How to derive instances for HKD style records

[fonghou]

Hello,

I'm trying to modify test/record.hs example to derive Semigroup/Monoid instances for HKD style records (https://reasonablypolymorphic.com/blog/higher-kinded-data/).

type family HKD f a where
  HKD Identity a = a
  HKD f a = f a

data MyRecord f = MyRecord
  { _field1 :: HKD f Int
  , _field2 :: HKD f Bool
  } deriving Generic

Semigroup/Monoid instance methods get errors like

  Occurs check: cannot construct the infinite type: f ~ Alt f
     arising from a use of coerce

I don't have enough knowledge to understand these errors. Is it possible to use generic-data library to derive those instances with such change? If so, how to do it.

Thank you very much for any advice.

[Lysxia]

Good question!

I think intuitively I would have gone for

instance (forall a. Semigroup (HKD f a)) => Semigroup (MyRec f) where
  (<>) = gmappend
-- doesn't work, because of some ambiguity reason, but I'm not sure why precisely

After messing around a bit I found this somewhat equivalent version:

instance (forall a. (Semigroup (WrapHKD f a))) =>
  Semigroup (MyRec' f) where
  (<>) = gcoerceBinop (gmappend @(MyRec' (WrapHKD f)))

-- I just have a few duplicates MyRec, MyRec', MyRec'' in one file for experimentation

--

-- WrapHKD f a   is isomorphic to   HKD f a
-- and Semigroup (HKD f a) => Semigroup (WrapHKD f a)
newtype WrapHKD f a = WrapHKD (HKD f a)

type family HKD f a where
  ...
  HKD (WrapHKD f) a = WrapHKD f a
  ...

instance Semigroup (HKD f a) => Semigroup (WrapHKD f a) where
  (<>) = coerce ((<>) @(HKD f a))

--

gcoerceBinop :: forall a b. (Coercible (Rep a) (Rep b), Generic a, Generic b) => (a -> a -> a) -> (b -> b -> b)
gcoerceBinop (<>) x y = gcoerce (gcoerce x <> gcoerce y)

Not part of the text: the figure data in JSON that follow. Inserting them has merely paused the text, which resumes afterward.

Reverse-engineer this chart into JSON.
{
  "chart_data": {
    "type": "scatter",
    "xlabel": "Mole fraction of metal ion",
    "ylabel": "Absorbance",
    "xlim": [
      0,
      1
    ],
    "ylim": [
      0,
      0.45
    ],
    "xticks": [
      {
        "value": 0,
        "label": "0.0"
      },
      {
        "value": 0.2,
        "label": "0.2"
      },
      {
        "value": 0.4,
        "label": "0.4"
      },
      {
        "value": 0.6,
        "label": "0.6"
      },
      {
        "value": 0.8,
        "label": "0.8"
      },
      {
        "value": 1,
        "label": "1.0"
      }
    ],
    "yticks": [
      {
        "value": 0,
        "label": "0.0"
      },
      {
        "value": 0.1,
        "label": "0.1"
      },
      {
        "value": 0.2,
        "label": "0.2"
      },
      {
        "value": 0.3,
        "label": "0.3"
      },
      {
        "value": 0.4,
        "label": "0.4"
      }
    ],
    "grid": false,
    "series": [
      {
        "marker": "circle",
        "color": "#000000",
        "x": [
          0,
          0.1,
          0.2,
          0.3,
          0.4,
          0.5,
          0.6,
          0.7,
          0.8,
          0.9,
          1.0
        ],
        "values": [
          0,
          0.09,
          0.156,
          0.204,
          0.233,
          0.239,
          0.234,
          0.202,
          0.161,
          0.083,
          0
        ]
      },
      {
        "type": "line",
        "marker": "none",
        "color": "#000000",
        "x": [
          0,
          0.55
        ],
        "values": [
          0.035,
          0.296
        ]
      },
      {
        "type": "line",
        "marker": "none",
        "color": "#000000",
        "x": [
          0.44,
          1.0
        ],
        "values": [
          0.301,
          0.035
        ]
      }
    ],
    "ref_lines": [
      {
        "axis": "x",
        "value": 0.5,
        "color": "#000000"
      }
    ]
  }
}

gcoerce :: forall a b. (Coercible (Rep a) (Rep b), Generic a, Generic b) => a -> b
gcoerce = to . coerce' . from where
  coerce' :: Coercible f g => f () -> g ()
  coerce' = coerce

Note that this is only for instances of Semigroup which are parametric in the parameter a.

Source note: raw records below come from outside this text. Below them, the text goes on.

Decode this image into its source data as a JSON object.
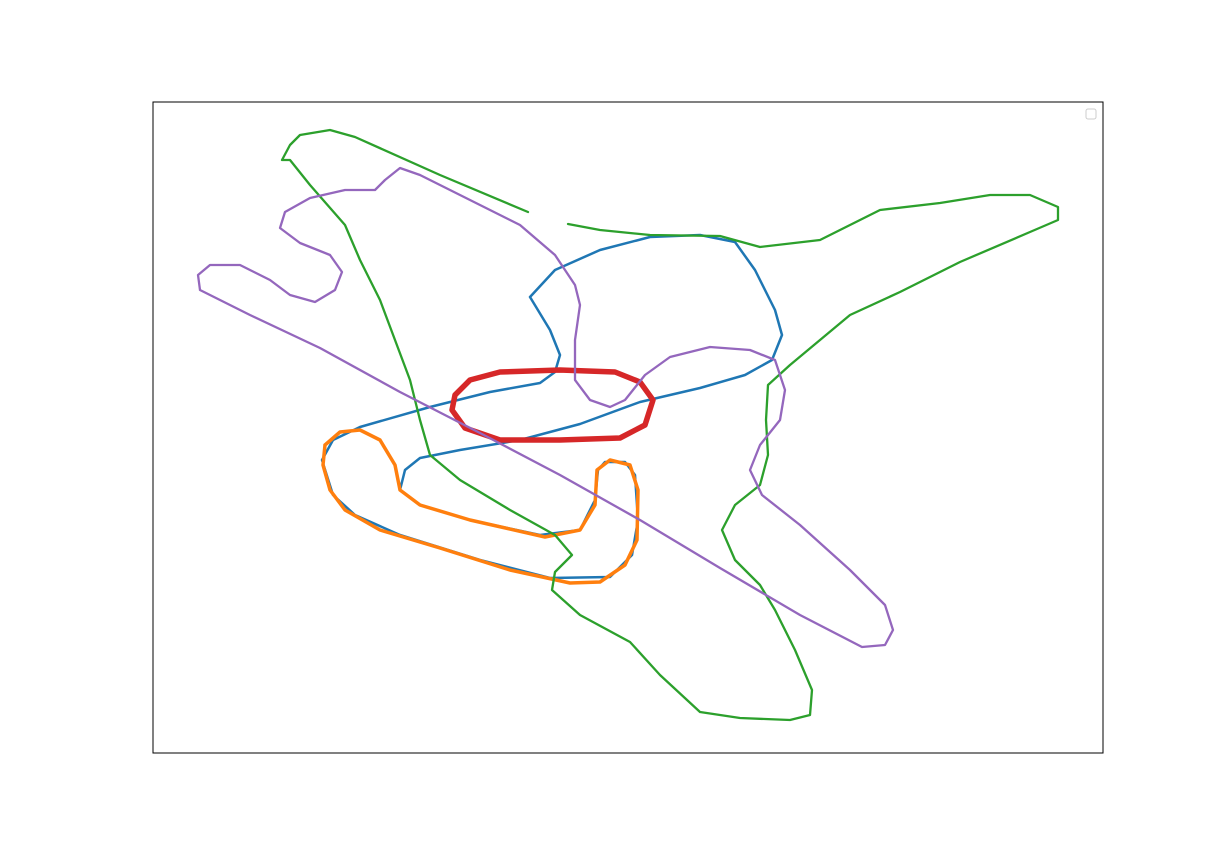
{
  "chart_data": {
    "type": "line",
    "xlim": [
      153,
      1103
    ],
    "ylim": [
      753,
      102
    ],
    "legend": "upper right",
    "series": [
      {
        "color": "#1f77b4",
        "x": [
          530,
          555,
          600,
          650,
          700,
          735,
          755,
          775,
          782,
          772,
          745,
          700,
          640,
          580,
          520,
          460,
          420,
          405,
          400,
          420,
          470,
          540,
          580,
          595,
          598,
          605,
          625,
          635,
          638,
          632,
          610,
          550,
          480,
          400,
          355,
          333,
          322,
          333,
          360,
          430,
          490,
          540,
          555,
          560,
          550,
          530
        ],
        "y": [
          297,
          270,
          250,
          237,
          235,
          242,
          270,
          310,
          335,
          360,
          375,
          388,
          402,
          424,
          440,
          450,
          458,
          470,
          490,
          505,
          520,
          535,
          530,
          500,
          470,
          462,
          462,
          475,
          520,
          555,
          577,
          578,
          560,
          535,
          515,
          495,
          460,
          440,
          427,
          407,
          392,
          383,
          372,
          355,
          330,
          297
        ]
      },
      {
        "color": "#ff7f0e",
        "x": [
          325,
          340,
          360,
          380,
          395,
          400,
          420,
          470,
          545,
          580,
          595,
          597,
          610,
          630,
          638,
          637,
          625,
          600,
          570,
          510,
          440,
          380,
          345,
          330,
          323,
          325
        ],
        "y": [
          445,
          432,
          430,
          440,
          465,
          490,
          505,
          520,
          537,
          530,
          505,
          470,
          460,
          465,
          490,
          540,
          565,
          582,
          583,
          570,
          548,
          530,
          510,
          490,
          465,
          445
        ]
      },
      {
        "color": "#2ca02c",
        "x": [
          528,
          440,
          355,
          330,
          300,
          290,
          282,
          290,
          310,
          345,
          360,
          380,
          395,
          410,
          420,
          430,
          460,
          510,
          555,
          572,
          555,
          552,
          580,
          630,
          660,
          700,
          740,
          790,
          810,
          812,
          795,
          775,
          760,
          735,
          722,
          735,
          760,
          768,
          766,
          768,
          790,
          820,
          850,
          900,
          960,
          1030,
          1058,
          1058,
          1030,
          990,
          940,
          880,
          850,
          820,
          760,
          720,
          650,
          600,
          568
        ],
        "y": [
          212,
          175,
          137,
          130,
          135,
          145,
          160,
          160,
          185,
          225,
          260,
          300,
          340,
          380,
          420,
          455,
          480,
          510,
          535,
          555,
          572,
          590,
          615,
          642,
          675,
          712,
          718,
          720,
          715,
          690,
          650,
          610,
          585,
          560,
          530,
          505,
          485,
          455,
          420,
          385,
          365,
          340,
          315,
          292,
          262,
          232,
          220,
          207,
          195,
          195,
          203,
          210,
          225,
          240,
          247,
          236,
          235,
          230,
          224
        ]
      },
      {
        "color": "#d62728",
        "x": [
          455,
          470,
          500,
          560,
          615,
          640,
          653,
          645,
          620,
          560,
          500,
          465,
          452,
          455
        ],
        "y": [
          395,
          380,
          372,
          370,
          372,
          382,
          400,
          425,
          438,
          440,
          440,
          428,
          410,
          395
        ]
      },
      {
        "color": "#9467bd",
        "x": [
          200,
          198,
          210,
          240,
          270,
          290,
          315,
          335,
          342,
          330,
          300,
          280,
          285,
          310,
          345,
          375,
          385,
          400,
          420,
          470,
          520,
          555,
          575,
          580,
          575,
          575,
          590,
          610,
          625,
          645,
          670,
          710,
          750,
          775,
          785,
          780,
          760,
          750,
          762,
          800,
          850,
          885,
          893,
          885,
          862,
          800,
          720,
          640,
          560,
          480,
          400,
          320,
          250,
          200
        ],
        "y": [
          290,
          275,
          265,
          265,
          280,
          295,
          302,
          290,
          272,
          255,
          243,
          228,
          212,
          198,
          190,
          190,
          180,
          168,
          175,
          200,
          225,
          255,
          285,
          305,
          340,
          380,
          400,
          407,
          400,
          375,
          357,
          347,
          350,
          360,
          390,
          420,
          445,
          470,
          495,
          525,
          570,
          605,
          630,
          645,
          647,
          615,
          568,
          520,
          475,
          433,
          392,
          348,
          315,
          290
        ]
      }
    ]
  }
}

If you need something that specifically relies on the individual types of the field (e.g., if they're all numbers that you can Sum), then you can reuse the constraint from gmappend's signature, delaying constraint solving for individual fields to the use sites (where hopefully, f is concrete):

instance Semigroup (Rep (MyRec'' f) ()) => Semigroup (MyRec'' f) where
  (<>) = gmappend

You could also use the IdentityT transformer to convert your "new-style HKD" records to "old-style HKD" records, i.e., without the type family:

newtype IdentityT f a = IdentityT { runIdentityT :: f a }  -- exists in the transformers library

type HKD f a where
  ...
  HKD (IdentityT f) a = f a
  ...

instance (forall a. Semigroup (f a)) => Semigroup (MyRec (IdentityT f)) where
  (<>) = gmappend

-- or, to get the same Alternative-based instance as in the record.hs example in generic-data

instance Alternative f => Semigroup (MyRec (IdentityT f)) where
  (<>) = gcoerceBinop (gmappend @(MyRec (IdentityT (Alt f))))

[Lysxia]

Full gist: https://gist.github.com/Lysxia/2366242814ee5f74d75af4196496a879

[fonghou]

Thank you very much for the detailed and informative anwser!

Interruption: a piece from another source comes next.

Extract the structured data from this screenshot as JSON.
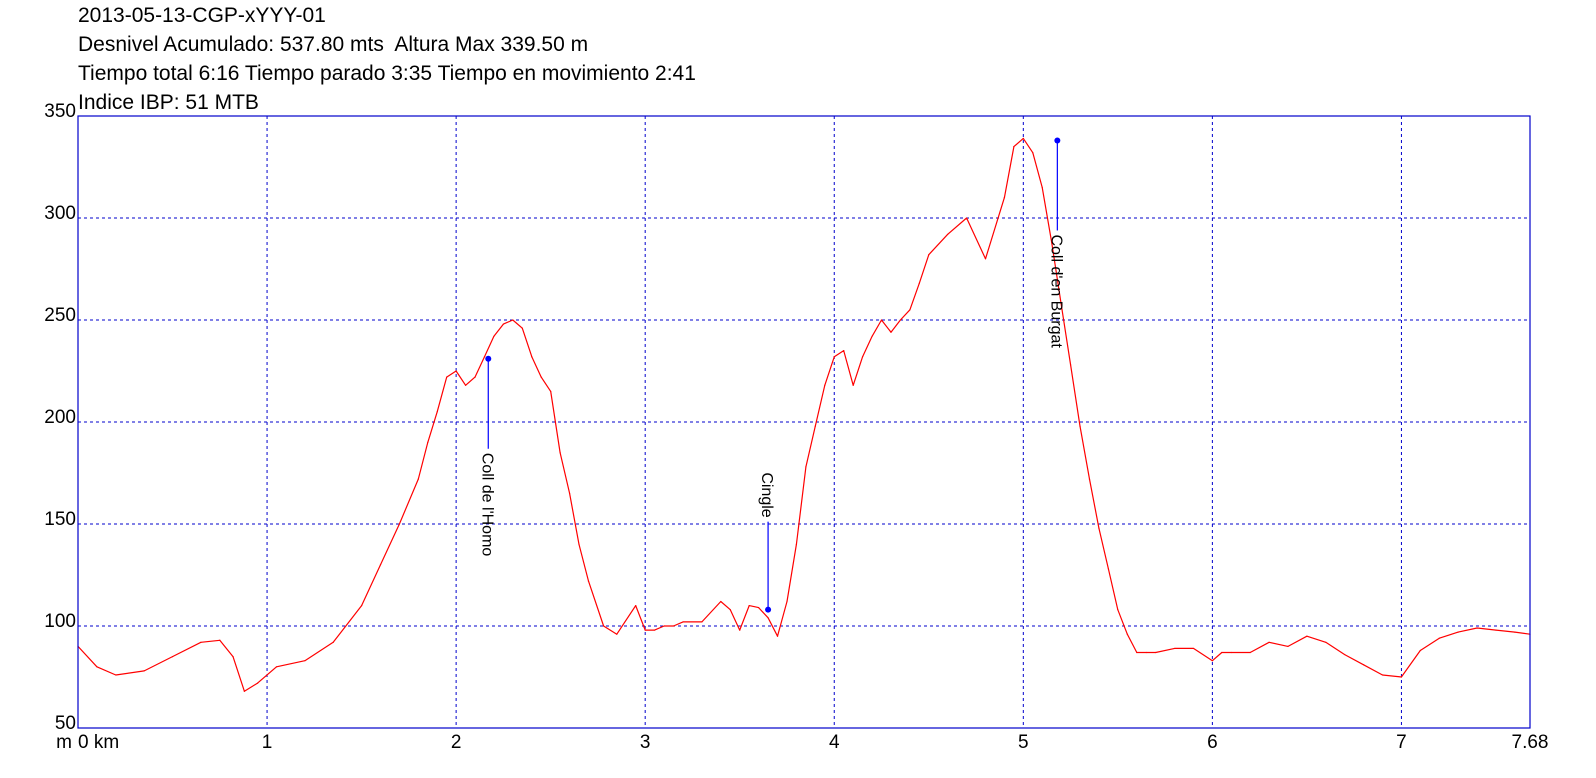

I've been playing with some ideas here https://github.com/FongHou/generic-data/blob/master/test/HKD.hs

Here are a few things I found out:

First, @isovector's validate doesn't work with HKD (IdentityT f) a = f a case, but your version does.

Second, following the ideas from https://www.benjamin.pizza/posts/2017-12-15-functor-functors.html, I wonder if there are generic versions of generalize and ffmap, which I called gpure and gffmap here.

Last, these HKD records have some issues with generic-lens using overloaded labels. Not sure why.

Although these generic type machinery is way over my head, it's fun to play and learn from awesome library authors like you and others.

[fonghou]

Further thought on the second point, is there a generic Higher Kinded Applicative ?

[Lysxia]

rank2classes :)

[Lysxia]

This issue lead me to add gcoerce and gcoerceBinop in 0.7.0.0. I'm closing this but feel free to come here again and open more issues with questions!